7 Oct 2016
The Signal and the Noise, by Nate Silver, is a book about statistical predictions and forecasts. The primary question of the book is: how do we make predictions that capture more signal and less noise in a data set? This theme is similar to N. N. Taleb’s project in Anti-Fragile: how do we make decisions in a world we can’t fully understand? Silver’s answer to these questions involve a combination of empirical observations, statistical analysis that is appropriate to the data and question under review, and an answer that provides as precise and accurate a prediction about future events as possible. Avoiding overconfidence, over-fitting one’s model to the data set, and making too vague a prediction due to insufficient analysis are mistakes that Silver recommends we avoid.
One way to make better predictions is to use Bayes’s Theorem: (xy)/(xy+z(1-x))
f(x) = ————
xy + z(1-x)
This theorem states that the posterior probability, f(x’), which is the probability of an event, x’, occurring after we’ve considered some previous evidence, x, y, & z. x is the initial estimate of the event occurring independent of any evidence. y is the probability of an event occurring if x is true. z is the probability of an event occurring if x is false.
For example, if you find a pair of underwear in your dresser drawer that does not belong to you or your spouse, and you suspect your spouse of cheating on you, one way you could use Bayes’s Theorem to produce a probabilistic prediction about the likelihood of your spouse cheating on you is as follows:
x, the initial estimate that your spouse is cheating — 4% (which is the national average of men cheating on their wives)
y, the probability of underwear appearing if he is cheating — 50% (essentially random, even odds)
z, the probability of underwear appearing if he is not cheaing on you — 5% (is there some other, innocent explanation for the underwear’s appearance?
Using Bayes’s Theorem, our prediction that our spouse is cheating on us goes from 4% to 29%:
f(x’) = (.04 x .5) / ((.04 x .5) + .05(1-.04))
f(x’) = .02 / (.02 + .048)
f(x’) = .2941
Silver’s analysis of predictions and forecasts echoes that of Taleb in Anti-Fragile. Both claim that financial analysts are generally over confident in their abilities to predict financial markets, based on their performance. Both claim that our models for predicting most events aren’t as good as we say they are.

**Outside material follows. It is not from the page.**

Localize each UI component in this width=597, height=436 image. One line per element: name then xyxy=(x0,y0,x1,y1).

However, Silver notes some interesting exceptions, where our predictions are successful: weather and baseball, and chess. These fields yield to statistical analysis because they have a few common features:
– First, we understand the principles that cause the events pretty well. In other words, we can avoid the problem of mistaking correlation for causation in these situations. Weather, chess and baseball have relatively simple sets of rules that create the complex situations we observe. Consequently, we can use models to predict how these complex situations will evolve with some success.
– Second, there is a long history of recorded observations about these games and the weather, so we have a good data set to use in making our next predictions.
– Third, these phenomena occur regularly and frequently, so we get feedback on our predictions, which allows us to learn from our mistakes.
Phenomena that don’t share these three features — well-understood causes, a large and accurate data set, and frequent events — are harder to predict. The stock market is hard to predict because we don’t understand the complex set of causes that drives the two-dimensional change in a price chart, and extreme price changes don’t happen very often that allow us to test and learn from our predictions. Earthquakes and epidemics are hard to predict because they don’t happen very often and we have difficulty observing their causes: earthquakes are caused by forces hidden deep in the Earth’s crust, and epidemics have complicated generation and transmission paths.
The Signal and The Noise is a good foil to Taleb’s Anti-Fragile. It provides a useful introduction into statistical methods as well as many case studies where statistical analysis succeeds and fails. Taleb’s book focuses on the failures of statistical analysis, instead offering heuristics that allow one to navigate in an uncertain world, and while Silver’s book echoes many of the same heuristics — e.g. prefer long-surviving patterns/events over newer ones, in the absence of convincing evidence to the contrary it is useful to assume the future will be like the past, it is not useful to assume that you are special or unique without convincing evidence to the contrary (a la financial analysts) — Silver also illuminates areas where statistical analysis has succeeded, which is helpful for the beginning analyst to see.
Suggestions for predictions:
– Make probabilistic predictions, not specific ones.
– Don’t be overconfident of your skills or predictions, it’s okay to say you don’t know
– Don’t focus too much on analysis at the expense of understanding your observed events, e.g. how much data do you have to analyze? Are the data linked in a time series, or is each event independent of the others?
– Be willing to change your predictions in light of new evidence.
– Try to be less wrong, as opposed to more right. I.e. Taleb’s “via negativa” epistemic method.